その日の受付原稿はその日のうちに整理する、それが万里絵の仕事の鉄則だ。そうでなければ全国から五月雨のように送られてくる出版希望の原稿に対処しきれない。
読めなかった分は帰宅してから読むことにした。会議が長引いたからと、部屋に戻ってきた部長の西木英明に、持ち帰りリストに確認の印鑑をもらってから、原稿を入れたマチつき封筒をトートバッグに入れた。
「こんなに出版不況なのに、ベストセラー作家を夢見る出版希望者は後を絶たない。無理するなよ。木賊、明日は土曜日なのを知っているか?」
「そうでしたっけ?」
「おまけに勤労感謝の日だ。会社に来なくていいぞ。家で日々の勤労に感謝していろ」
万里絵は静かに笑いながらうなずいた。
「じゃ、お先に失礼します」
「ああ、おつかれさま」
ローヒールのパンプスで歩きながら、マンション近くのコンビニでビール缶を買った。
風除室の脇にあるメールコーナーをチェックしてから、エントランスホールに入ると、管理事務所の窓口から管理人が呼び止めた。
宅配便が届いていると言う。この時期の届き物には嫌な予感がする。そっけない紅いりんごの絵がプリントされただけの段ボール箱の贈り主は山崎智治、夫だった男の父親からだ。
りんご農家の元義父から届くのは、贈答品のつぶぞろいの上級品ではなく、大きさもまちまちで、色むらがあり、えくぼのようにへこんだ傷もあるものも混じっている。お金になる出荷の規格から外れた物ばかりだ。
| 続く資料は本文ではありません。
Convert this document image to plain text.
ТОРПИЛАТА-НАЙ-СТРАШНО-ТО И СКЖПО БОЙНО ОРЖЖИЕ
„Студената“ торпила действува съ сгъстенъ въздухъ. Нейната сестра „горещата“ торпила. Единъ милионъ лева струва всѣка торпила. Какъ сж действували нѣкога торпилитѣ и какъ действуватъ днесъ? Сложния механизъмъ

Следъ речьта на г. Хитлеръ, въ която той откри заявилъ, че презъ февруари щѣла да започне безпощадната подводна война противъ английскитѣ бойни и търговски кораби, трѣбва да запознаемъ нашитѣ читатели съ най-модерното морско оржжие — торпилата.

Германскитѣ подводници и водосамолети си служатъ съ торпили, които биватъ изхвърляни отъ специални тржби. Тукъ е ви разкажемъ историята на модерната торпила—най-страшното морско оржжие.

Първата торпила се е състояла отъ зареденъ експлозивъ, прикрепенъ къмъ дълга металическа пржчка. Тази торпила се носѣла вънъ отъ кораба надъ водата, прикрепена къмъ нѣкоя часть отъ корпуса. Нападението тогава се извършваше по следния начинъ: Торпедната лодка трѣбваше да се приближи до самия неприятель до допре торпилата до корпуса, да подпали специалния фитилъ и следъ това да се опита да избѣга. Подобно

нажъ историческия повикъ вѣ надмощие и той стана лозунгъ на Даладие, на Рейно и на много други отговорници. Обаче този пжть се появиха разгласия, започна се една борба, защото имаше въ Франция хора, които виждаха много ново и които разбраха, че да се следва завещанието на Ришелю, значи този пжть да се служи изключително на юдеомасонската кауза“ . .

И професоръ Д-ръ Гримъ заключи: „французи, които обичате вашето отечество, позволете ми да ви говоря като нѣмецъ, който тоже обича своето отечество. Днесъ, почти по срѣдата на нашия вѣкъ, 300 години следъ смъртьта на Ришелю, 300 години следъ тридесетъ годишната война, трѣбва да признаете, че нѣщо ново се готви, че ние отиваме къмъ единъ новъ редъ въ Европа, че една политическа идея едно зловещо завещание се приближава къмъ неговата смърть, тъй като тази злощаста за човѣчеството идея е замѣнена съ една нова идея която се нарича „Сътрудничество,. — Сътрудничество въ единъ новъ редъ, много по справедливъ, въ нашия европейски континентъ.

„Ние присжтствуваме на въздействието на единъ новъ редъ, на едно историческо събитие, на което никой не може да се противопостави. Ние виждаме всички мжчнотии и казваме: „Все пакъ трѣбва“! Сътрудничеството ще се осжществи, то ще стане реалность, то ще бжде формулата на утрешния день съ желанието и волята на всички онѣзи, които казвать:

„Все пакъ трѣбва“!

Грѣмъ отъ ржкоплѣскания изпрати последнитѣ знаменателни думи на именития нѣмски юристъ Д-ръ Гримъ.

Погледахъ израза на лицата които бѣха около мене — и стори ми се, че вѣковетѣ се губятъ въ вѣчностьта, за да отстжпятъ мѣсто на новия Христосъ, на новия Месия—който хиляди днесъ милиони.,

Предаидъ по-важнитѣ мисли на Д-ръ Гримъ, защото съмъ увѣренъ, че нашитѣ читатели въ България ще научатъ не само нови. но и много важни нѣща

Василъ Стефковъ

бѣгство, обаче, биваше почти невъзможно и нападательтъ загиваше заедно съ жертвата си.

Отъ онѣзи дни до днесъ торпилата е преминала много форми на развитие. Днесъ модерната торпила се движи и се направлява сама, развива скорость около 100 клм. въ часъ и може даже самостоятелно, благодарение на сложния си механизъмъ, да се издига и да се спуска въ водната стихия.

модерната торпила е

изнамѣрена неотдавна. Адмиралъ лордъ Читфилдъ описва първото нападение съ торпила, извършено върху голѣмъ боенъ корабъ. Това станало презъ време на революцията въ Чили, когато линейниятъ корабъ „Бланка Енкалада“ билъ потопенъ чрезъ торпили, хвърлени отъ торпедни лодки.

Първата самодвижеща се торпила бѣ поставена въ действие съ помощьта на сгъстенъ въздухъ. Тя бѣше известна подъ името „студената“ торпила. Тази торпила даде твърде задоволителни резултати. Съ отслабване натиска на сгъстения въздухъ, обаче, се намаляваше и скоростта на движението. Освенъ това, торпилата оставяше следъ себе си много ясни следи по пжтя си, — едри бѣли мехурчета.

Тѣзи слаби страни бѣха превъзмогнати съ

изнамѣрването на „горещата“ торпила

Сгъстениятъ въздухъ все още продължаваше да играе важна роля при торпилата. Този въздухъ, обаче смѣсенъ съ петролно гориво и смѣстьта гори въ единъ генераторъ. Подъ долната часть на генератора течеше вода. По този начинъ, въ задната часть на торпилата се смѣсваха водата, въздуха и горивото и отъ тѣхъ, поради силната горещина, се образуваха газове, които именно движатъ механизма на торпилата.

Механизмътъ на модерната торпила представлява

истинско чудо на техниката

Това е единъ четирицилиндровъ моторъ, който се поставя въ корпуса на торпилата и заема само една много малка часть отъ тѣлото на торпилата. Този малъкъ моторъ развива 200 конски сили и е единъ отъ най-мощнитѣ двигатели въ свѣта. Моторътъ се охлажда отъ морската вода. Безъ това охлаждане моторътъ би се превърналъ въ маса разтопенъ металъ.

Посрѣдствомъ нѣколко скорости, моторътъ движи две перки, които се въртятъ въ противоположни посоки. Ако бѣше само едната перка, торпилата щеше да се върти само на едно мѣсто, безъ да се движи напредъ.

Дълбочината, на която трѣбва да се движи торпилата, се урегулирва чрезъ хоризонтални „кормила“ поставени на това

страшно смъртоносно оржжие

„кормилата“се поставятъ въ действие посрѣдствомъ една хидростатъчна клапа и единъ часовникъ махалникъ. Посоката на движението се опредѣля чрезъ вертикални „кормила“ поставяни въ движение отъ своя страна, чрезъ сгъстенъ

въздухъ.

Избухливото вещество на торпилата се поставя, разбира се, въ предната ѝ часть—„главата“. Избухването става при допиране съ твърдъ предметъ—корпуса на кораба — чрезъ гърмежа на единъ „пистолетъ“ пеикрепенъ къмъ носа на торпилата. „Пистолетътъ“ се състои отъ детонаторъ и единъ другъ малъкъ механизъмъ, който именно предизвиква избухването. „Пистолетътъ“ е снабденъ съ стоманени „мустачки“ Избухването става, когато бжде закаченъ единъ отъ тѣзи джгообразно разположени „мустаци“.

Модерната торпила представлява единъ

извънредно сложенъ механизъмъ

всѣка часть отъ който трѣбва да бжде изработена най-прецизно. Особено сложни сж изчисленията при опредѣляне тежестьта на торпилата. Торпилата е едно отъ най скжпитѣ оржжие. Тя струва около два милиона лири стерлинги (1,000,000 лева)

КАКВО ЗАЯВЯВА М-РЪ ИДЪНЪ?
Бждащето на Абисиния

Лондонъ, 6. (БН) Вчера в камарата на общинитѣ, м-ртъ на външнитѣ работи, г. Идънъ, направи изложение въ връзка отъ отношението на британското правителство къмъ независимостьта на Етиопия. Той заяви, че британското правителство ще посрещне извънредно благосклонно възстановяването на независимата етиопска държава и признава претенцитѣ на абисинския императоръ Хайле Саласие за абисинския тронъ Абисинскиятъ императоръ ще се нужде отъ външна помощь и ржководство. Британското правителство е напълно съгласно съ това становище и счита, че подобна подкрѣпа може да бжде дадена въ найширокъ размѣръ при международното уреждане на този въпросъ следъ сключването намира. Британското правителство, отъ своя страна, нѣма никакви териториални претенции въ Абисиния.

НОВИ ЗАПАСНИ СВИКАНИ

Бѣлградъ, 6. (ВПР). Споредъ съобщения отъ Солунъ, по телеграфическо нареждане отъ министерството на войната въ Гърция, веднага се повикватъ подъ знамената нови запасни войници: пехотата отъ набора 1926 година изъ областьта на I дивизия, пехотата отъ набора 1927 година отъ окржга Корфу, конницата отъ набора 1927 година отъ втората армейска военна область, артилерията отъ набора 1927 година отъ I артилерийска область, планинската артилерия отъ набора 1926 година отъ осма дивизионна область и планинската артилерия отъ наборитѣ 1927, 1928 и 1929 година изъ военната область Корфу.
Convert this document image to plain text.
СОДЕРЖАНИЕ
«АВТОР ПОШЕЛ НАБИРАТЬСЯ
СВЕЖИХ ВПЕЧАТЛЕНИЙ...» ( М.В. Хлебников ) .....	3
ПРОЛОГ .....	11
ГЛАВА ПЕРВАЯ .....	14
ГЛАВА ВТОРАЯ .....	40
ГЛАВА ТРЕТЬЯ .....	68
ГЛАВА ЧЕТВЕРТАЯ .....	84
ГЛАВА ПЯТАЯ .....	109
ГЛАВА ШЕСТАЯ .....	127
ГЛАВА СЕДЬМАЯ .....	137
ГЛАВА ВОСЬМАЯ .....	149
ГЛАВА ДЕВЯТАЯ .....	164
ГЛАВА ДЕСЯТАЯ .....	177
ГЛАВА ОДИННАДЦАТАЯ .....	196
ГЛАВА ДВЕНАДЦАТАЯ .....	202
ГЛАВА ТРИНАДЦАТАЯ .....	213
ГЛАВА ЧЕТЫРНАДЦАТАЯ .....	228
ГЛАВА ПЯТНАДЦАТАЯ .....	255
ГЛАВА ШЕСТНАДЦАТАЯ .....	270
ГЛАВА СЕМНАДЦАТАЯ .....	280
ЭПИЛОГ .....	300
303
りんごに貴賤があるわけではないが、表立っておすそわけに使うのも気がひけるような品質だったし、独りで食べきれる量でもない。管理人に礼を言いながら、いつものように「もし賄の方で使えたら使ってください」と声をかけた。
パソコンの中に入っている何年も同じ文章のお礼のハガキを出さなければならない。
歯並びの悪い口元、そこから吐き出てくるもったいぶった口調を思い浮かべると、その事務的な作業すら気が重い。明らかに万里絵との連絡を途切れさせたくない意図から送りつけているのが見え見えだからだ。
このたび、再婚しましたので、このようなお気遣いは今後無用です、とでも書いて出せたら、どんなに気持ちがいいだろう。
そのハガキを投函した後を想像してみたが、爽快というよりも、陰気な気持ちに拍車がかかった。義父とそっくりな口元の義兄・智一の、万里絵にすがるような情けない顔を思い出して、ため息が漏れた。その残像を消し去るように首を大きく左右に振った。